1. A method of fabricating a floating gate, comprising:

providing a substrate divided into a cell region and a logic region, a silicon oxide layer and a silicon nitride layer covering the cell region and the logic region, a plurality of STIs disposed within the cell region and the logic region, and the STIs embedded in the silicon nitride layer, the silicon oxide layer and the substrate, wherein a dishing is disposed in one of the STIs;

removing the silicon nitride layer within the cell region while retaining the silicon nitride layer within the logic region to form one recess between the STIs adjacent to each other within the cell region;

forming a conductive layer filling the recess and the dishing and covering the silicon nitride layer and the substrate;

planarizing the conductive layer by taking the STIs and the silicon nitride layer as a stop layer;

thinning the conductive layer to entirely remove the conductive layer in the dishing, to make a topmost surface of the conductive layer lower than a topmost surface of each of the STIs and to form a floating gate; and

shortening the STIs within the cell region.
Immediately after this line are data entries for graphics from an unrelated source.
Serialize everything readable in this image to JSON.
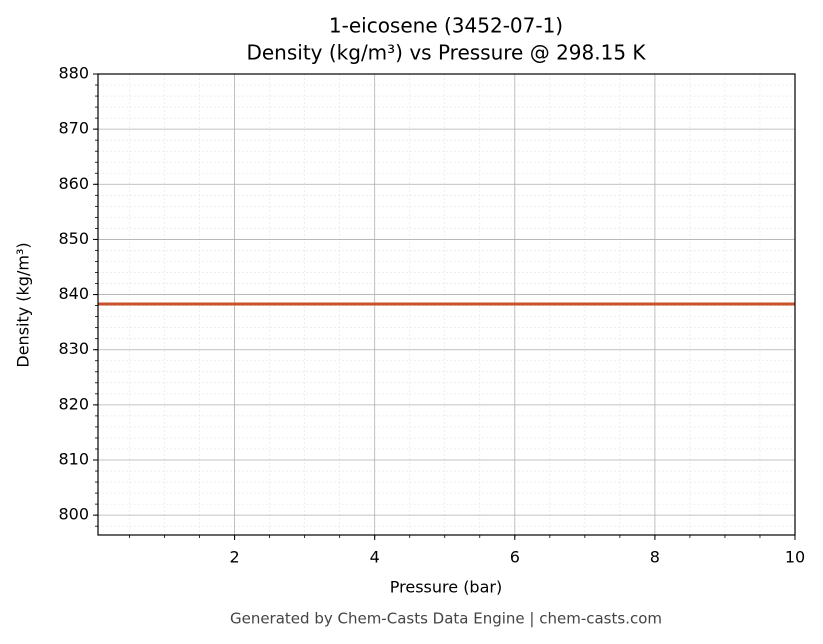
{
  "chart_data": {
    "type": "line",
    "title": "1-eicosene (3452-07-1)",
    "subtitle": "Density (kg/m³) vs Pressure @ 298.15 K",
    "x_label": "Pressure (bar)",
    "y_label": "Density (kg/m³)",
    "footer": "Generated by Chem-Casts Data Engine | chem-casts.com",
    "x": [
      0.05,
      2,
      4,
      6,
      8,
      10
    ],
    "series": [
      {
        "name": "Density",
        "color": "#c8532b",
        "values": [
          838.3,
          838.3,
          838.3,
          838.3,
          838.3,
          838.3
        ]
      }
    ],
    "xlim": [
      0.05,
      10
    ],
    "xticks": [
      2,
      4,
      6,
      8,
      10
    ],
    "ylim": [
      796.4,
      880
    ],
    "yticks": [
      800,
      810,
      820,
      830,
      840,
      850,
      860,
      870,
      880
    ],
    "grid": true,
    "minor_grid": true
  }
}
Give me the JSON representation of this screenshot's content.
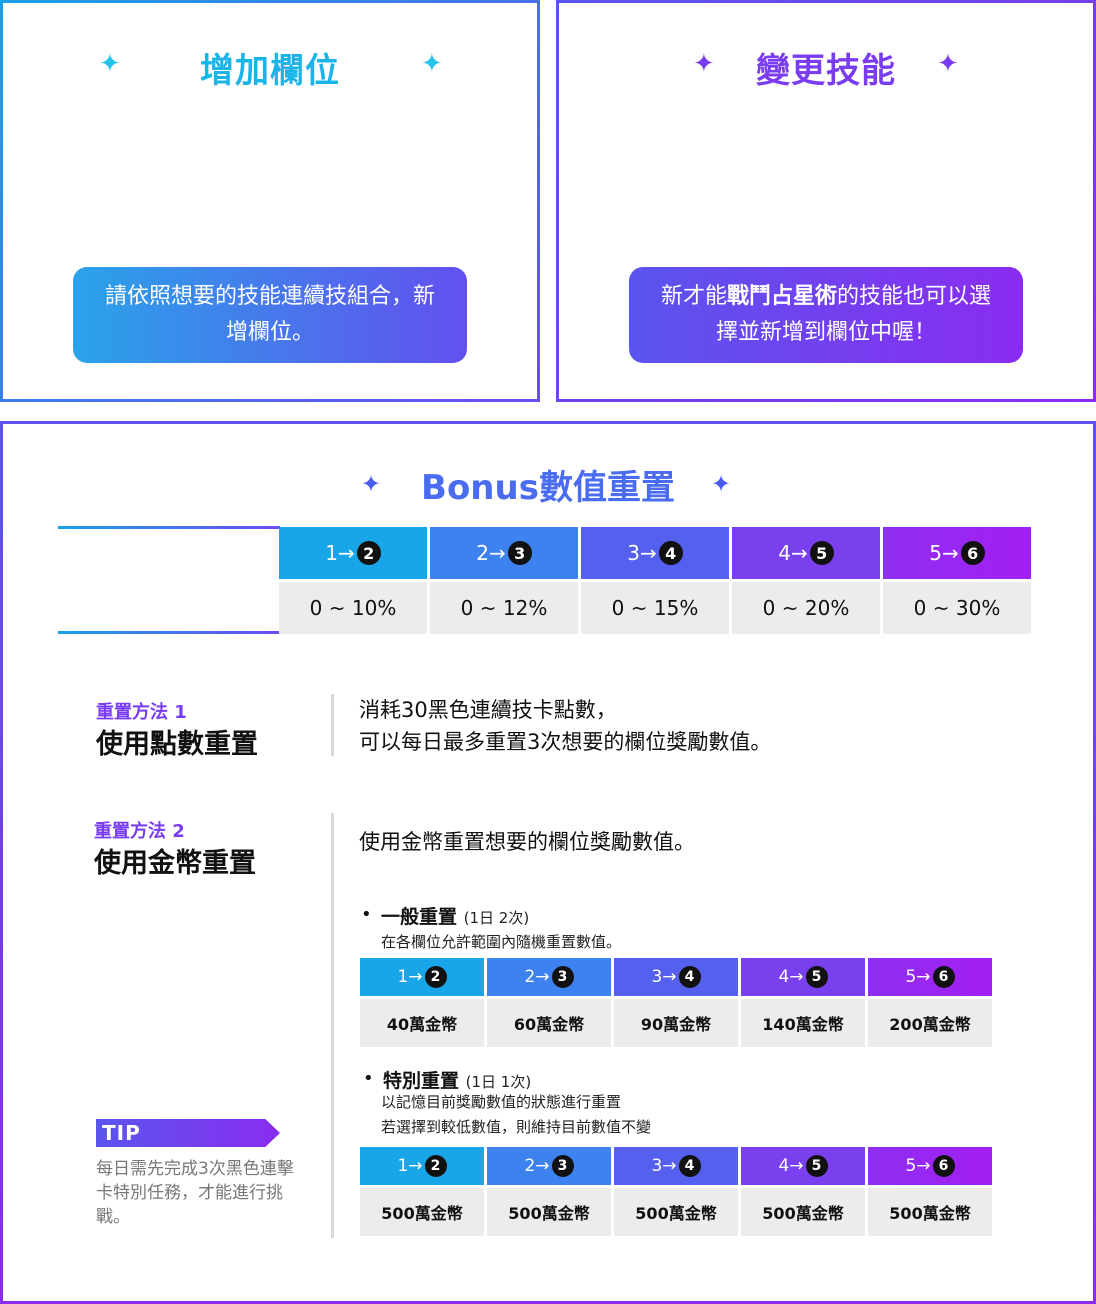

2. The method of fabricating a floating gate of claim 1, wherein the step of removing the silicon nitride layer within the cell region comprises:

forming a first mask layer blankly covering the cell region and the logic region of the substrate;

removing the first mask layer within the cell region by using a reticle to define the first mask layer; and

removing the silicon nitride layer within the cell region by using the first mask layer as a first protective mask.

3. The method of fabricating a floating gate of claim 2, wherein the step of shortening the STIs within the cell region comprises:

forming a second mask layer blankly covering the cell region and the logic region of the substrate;

removing the second mask layer within the cell region by using the reticle to define the second mask layer; and

shortening the STIs within the cell region by using the second mask layer as a second protective mask.

4. The method of fabricating a floating gate of claim 1, further comprising:

after forming the floating gate, removing the silicon nitride layer and the silicon oxide layer within the logic region.

5. The method of fabricating a floating gate of claim 1, wherein the STIs comprise a first STI and a second STI, the first STI is embedded within the substrate within the cell region and the second STI is embedded within the substrate within the logic region, the second STI is wider than the first STI, and the dishing is formed in the second STI.

6. The method of fabricating a floating gate of claim 5, wherein after forming the floating gate, a depth of the dishing is not greater than 200 angstroms.

7. The method of fabricating a floating gate of claim 5, wherein before removing the silicon nitride layer within the cell region, a depth of the dishing is greater than 400 angstroms.

8. The method of fabricating a floating gate of claim 1, further comprising:

before forming the conductive layer and after removing the silicon nitride layer within the cell region, removing the silicon oxide layer within the cell region to expose the substrate; and

forming a gate oxide layer on the substrate.